Reviews

After a Long-Awaited Return, Can Royal Tavern Reclaim Its Burger Glory?

East Passyunk’s favorite bar reopened this past fall with a new take on an old classic: the Royal Burger.


Royal Tavern

A full house at Royal Tavern / Photograph by Rachel Del Sordo

I was at the Royal Tavern on the second day it really felt like spring in Philly, several months after the place reopened. The day after they decided it was nice enough outside to prop open the front door and let a little breeze blow through.

At the bar, a tow-truck driver and his friend were drinking imported pints and talking about women with the kind of South Philly hoagiemouth accents you only hear when someone’s making fun of Philly accents. On my other side, a couple — young, beautiful, thin and pointy as greyhounds. A date, maybe. Or date night, anyway.

AT A GLANCE

★★★

Royal Tavern
937 East Passyunk Avenue, Queen Village

CUISINE: Elevated American bar food

PRICE: $$

Order This: The burger for sure, short rib if you’re staying a while, and don’t sleep on the specials.

And I’m between them, watching the bartenders work. The Royal slept through plenty of bad news during its three and a half years in the dark, but not a lot has changed. The beautiful pressed-tin ceiling seems a little brighter, maybe. The walls went deeply blue back in 2019, just before COVID shut the city down, so that might seem new to you, even if it isn’t.

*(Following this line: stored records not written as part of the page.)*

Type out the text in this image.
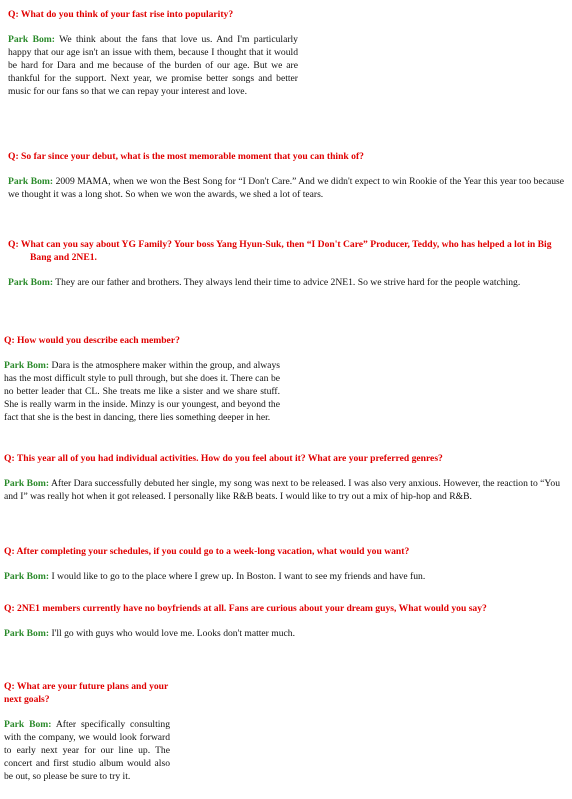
Q: What do you think of your fast rise into popularity?

Park Bom: We think about the fans that love us. And I'm particularly happy that our age isn't an issue with them, because I thought that it would be hard for Dara and me because of the burden of our age. But we are thankful for the support. Next year, we promise better songs and better music for our fans so that we can repay your interest and love.

Q: So far since your debut, what is the most memorable moment that you can think of?

Park Bom: 2009 MAMA, when we won the Best Song for “I Don't Care.” And we didn't expect to win Rookie of the Year this year too because we thought it was a long shot. So when we won the awards, we shed a lot of tears.

Q: What can you say about YG Family? Your boss Yang Hyun-Suk, then “I Don't Care” Producer, Teddy, who has helped a lot in Big Bang and 2NE1.

Park Bom: They are our father and brothers. They always lend their time to advice 2NE1. So we strive hard for the people watching.

Q: How would you describe each member?

Park Bom: Dara is the atmosphere maker within the group, and always has the most difficult style to pull through, but she does it. There can be no better leader that CL. She treats me like a sister and we share stuff. She is really warm in the inside. Minzy is our youngest, and beyond the fact that she is the best in dancing, there lies something deeper in her.

Q: This year all of you had individual activities. How do you feel about it? What are your preferred genres?

Park Bom: After Dara successfully debuted her single, my song was next to be released. I was also very anxious. However, the reaction to “You and I” was really hot when it got released. I personally like R&B beats. I would like to try out a mix of hip-hop and R&B.

Q: After completing your schedules, if you could go to a week-long vacation, what would you want?

Park Bom: I would like to go to the place where I grew up. In Boston. I want to see my friends and have fun.

Q: 2NE1 members currently have no boyfriends at all. Fans are curious about your dream guys, What would you say?

Park Bom: I'll go with guys who would love me. Looks don't matter much.

Q: What are your future plans and your next goals?

Park Bom: After specifically consulting with the company, we would look forward to early next year for our line up. The concert and first studio album would also be out, so please be sure to try it.
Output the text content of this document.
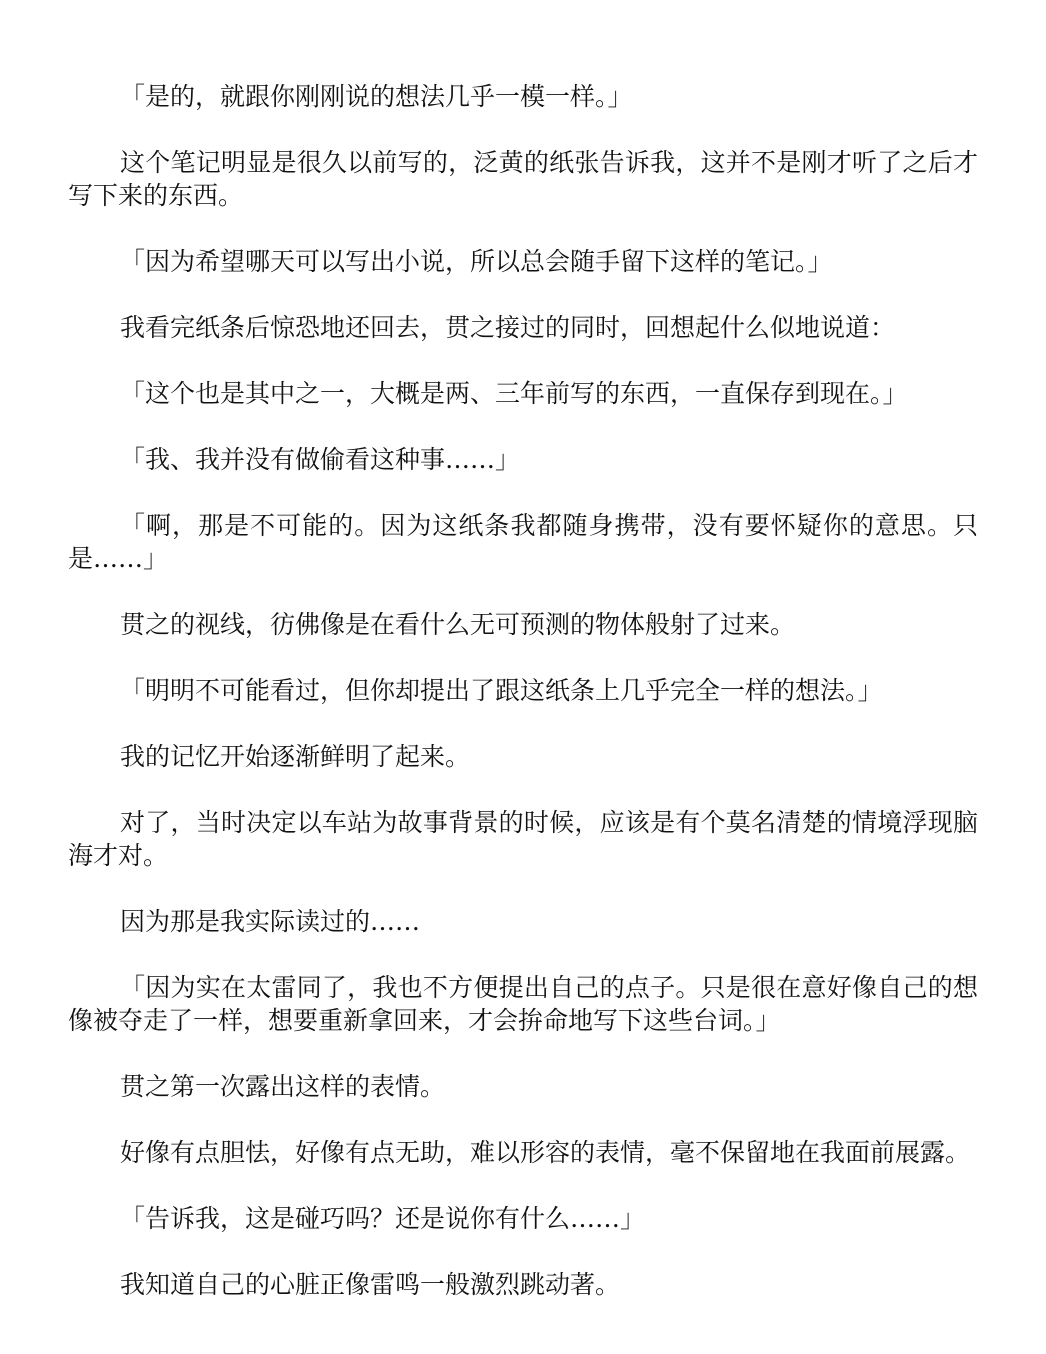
「是的，就跟你刚刚说的想法几乎一模一样。」

这个笔记明显是很久以前写的，泛黄的纸张告诉我，这并不是刚才听了之后才写下来的东西。

「因为希望哪天可以写出小说，所以总会随手留下这样的笔记。」

我看完纸条后惊恐地还回去，贯之接过的同时，回想起什么似地说道：

「这个也是其中之一，大概是两、三年前写的东西，一直保存到现在。」

「我、我并没有做偷看这种事……」

「啊，那是不可能的。因为这纸条我都随身携带，没有要怀疑你的意思。只是……」

贯之的视线，彷佛像是在看什么无可预测的物体般射了过来。

「明明不可能看过，但你却提出了跟这纸条上几乎完全一样的想法。」

我的记忆开始逐渐鲜明了起来。

对了，当时决定以车站为故事背景的时候，应该是有个莫名清楚的情境浮现脑海才对。

因为那是我实际读过的……

「因为实在太雷同了，我也不方便提出自己的点子。只是很在意好像自己的想像被夺走了一样，想要重新拿回来，才会拚命地写下这些台词。」

贯之第一次露出这样的表情。

好像有点胆怯，好像有点无助，难以形容的表情，毫不保留地在我面前展露。

「告诉我，这是碰巧吗？还是说你有什么……」

我知道自己的心脏正像雷鸣一般激烈跳动著。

On the floor, the staff walk in grooves cut by 22 years of (nearly) continuous service. In the kitchen, Nick Macri (of La Divisa, Southwark, Osteria and elsewhere) has put a shine on the menu. The burger that rightfully made the place famous back in the day is a little different: a carefully curated patty topped with smoked Gouda, a curl of bacon, sharp chili mayo, shaved onions cooked down and caramelized until they’re almost a jam, and a whole pickled long hot. It’s available now as a single that’s smaller than the original or a double that’s almost too much.

Royal Tavern

Royal Tavern — and its burger — is back! / Photograph courtesy of Royal Tavern

That same smoked Gouda elevates a grilled cheese sandwich with garlic confit, bacon and tomato on thick-cut, herb-smeared bread. Macri’s porchetta sandwich is weirdly off-putting, with pickled celery fighting the smooth fattiness of the thin-sliced pork on every bite, but he also makes his own smoked beef-and-pork bologna for a massive sandwich with maple Dijonnaise and horseradish onions, and that’s delicious. He balances the kitchen’s classic vegan cheesesteaks and a new vegan gyro swaddled in a house-made pita with composed plates of grilled and sliced short rib doodled with bright green chimichurri.­

Next to me, the tow-truck driver finishes a long story about his girlfriend by saying, “I’m not gonna stay if she can’t appreciate my cat,” and his friend shakes his head and says, “No, you can’t do that.” The couple tap their phones in silence. A breeze blows through the open door. And for a minute, the Royal just feels like the Royal — not a new version, not a polished version, just itself. A bar for every night of the week. A time machine back to easier days.

3 Stars — Come from anywhere in Philly


Rating Key
0 stars: stay away
★: come if you have no other options
★★: come if you’re in the neighborhood
★★★: come from anywhere in Philly
★★★★: come from anywhere in America

Published as “The Return of Royal Tavern” in the June 2024 issue of Philadelphia magazine.